Noël et la politique
Les plus belles fêtes de l'année sur fond de la grande histoire - tel est le sous-titre de ce livre dans lequel les auteurs ont réuni une imposante quantité de documents, de témoignages et de photos. Historiens, ils se proposent de démontrer et de saisir les corrélations entre les différentes façons de fêter Noël et les événements historiques qui se sont succédés en Bohême et en Moravie au cours du siècle dernier. Petr Koura constate que ces fêtes qui devraient être célébrées surtout dans l'intimité des familles ou au sein des communautés religieuses, n'échappent pas aux rouages de l'histoire :
« La grande histoire influait même sur les festivités de Noël. Après chaque période de dix ou vingt ans où se produit chez nous un changement de régime politique, cela se répercute sur les célébrations des fêtes qui, au premier abord, semblent apolitiques. La politique et la grande histoire se reflètent donc toujours dans les festivités de Noël. »
Miroir de l'état de la société
Noël reflète comme un miroir agrandissant l'état de la société, ses antagonismes, ses aspirations, ses différences sociales, ses richesses ou sa pauvreté.

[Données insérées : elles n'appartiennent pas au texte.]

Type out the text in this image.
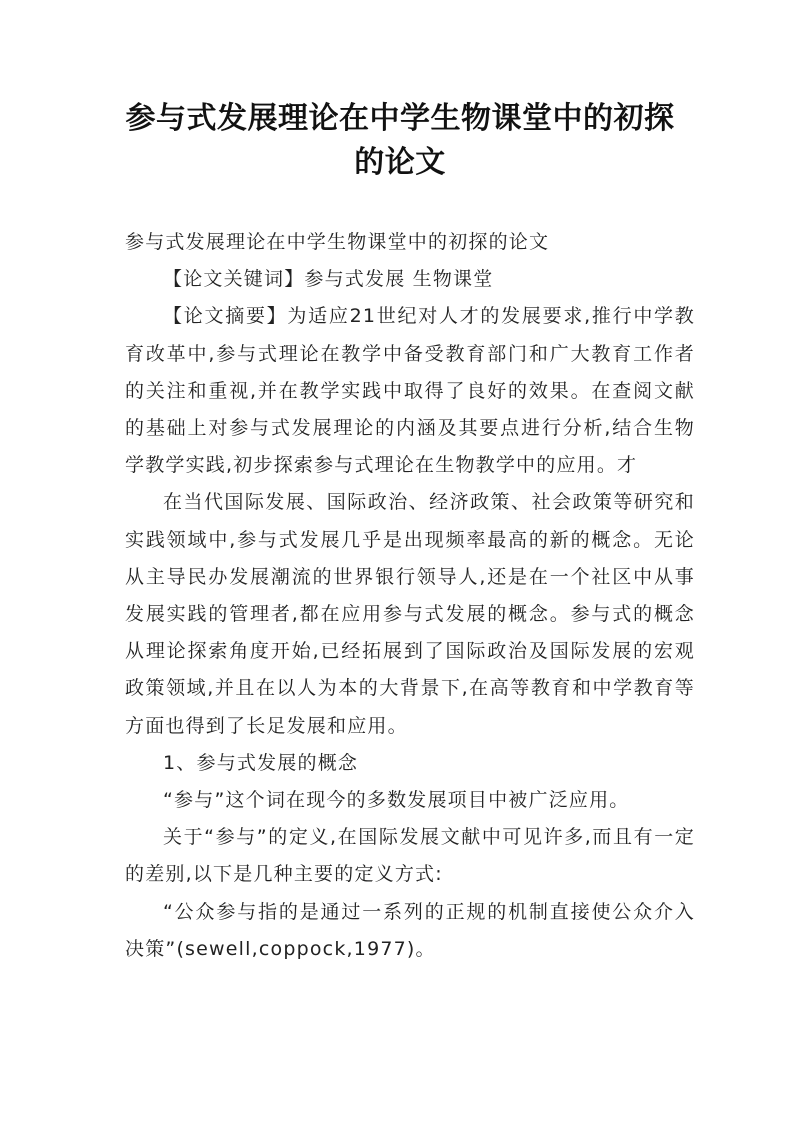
参与式发展理论在中学生物课堂中的初探
的论文

参与式发展理论在中学生物课堂中的初探的论文

【论文关键词】参与式发展 生物课堂

【论文摘要】为适应21世纪对人才的发展要求,推行中学教育改革中,参与式理论在教学中备受教育部门和广大教育工作者的关注和重视,并在教学实践中取得了良好的效果。在查阅文献的基础上对参与式发展理论的内涵及其要点进行分析,结合生物学教学实践,初步探索参与式理论在生物教学中的应用。才

在当代国际发展、国际政治、经济政策、社会政策等研究和实践领域中,参与式发展几乎是出现频率最高的新的概念。无论从主导民办发展潮流的世界银行领导人,还是在一个社区中从事发展实践的管理者,都在应用参与式发展的概念。参与式的概念从理论探索角度开始,已经拓展到了国际政治及国际发展的宏观政策领域,并且在以人为本的大背景下,在高等教育和中学教育等方面也得到了长足发展和应用。

1、参与式发展的概念

“参与”这个词在现今的多数发展项目中被广泛应用。

关于“参与”的定义,在国际发展文献中可见许多,而且有一定的差别,以下是几种主要的定义方式:

“公众参与指的是通过一系列的正规的机制直接使公众介入决策”(sewell,coppock,1977)。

Et la magie de ces fêtes nous rend plus sensibles, plus compréhensifs, plus ouverts à l'autre. A Noël se manifestent donc deux tendances assez contradictoires. D'un côté nous avons tendance à nous réfugier dans l'intimité des familles, à nous barricader dans le nid confortable et douillet du bonheur familial, et de l'autre côté nous ressentons aussi une poussée vers l'altruisme, le bonheur personnel et égoïste ne nous suffit plus et nous cherchons à aider les autres. Petr Koura évoque cette tendance dans la période après 1918, année de la fondation de la Première République tchécoslovaque :
« A l'époque de la crise économique, les festivités de Noël sont bien différentes de celles des périodes de prospérité. Outre les influences politiques il y avait donc aussi des facteurs économiques. Si je devais cerner les tendances qui se manifestaient dans ce genre de festivités au cours du siècle dernier, je dirais que dans l'entre-deux-guerres, sous la Première République tchécoslovaque, Noël avait un fort caractère caritatif et cette tendance a resurgi après la chute du communisme. (...) Après 1989, Noël redevient donc caritatif comme sous la Première République."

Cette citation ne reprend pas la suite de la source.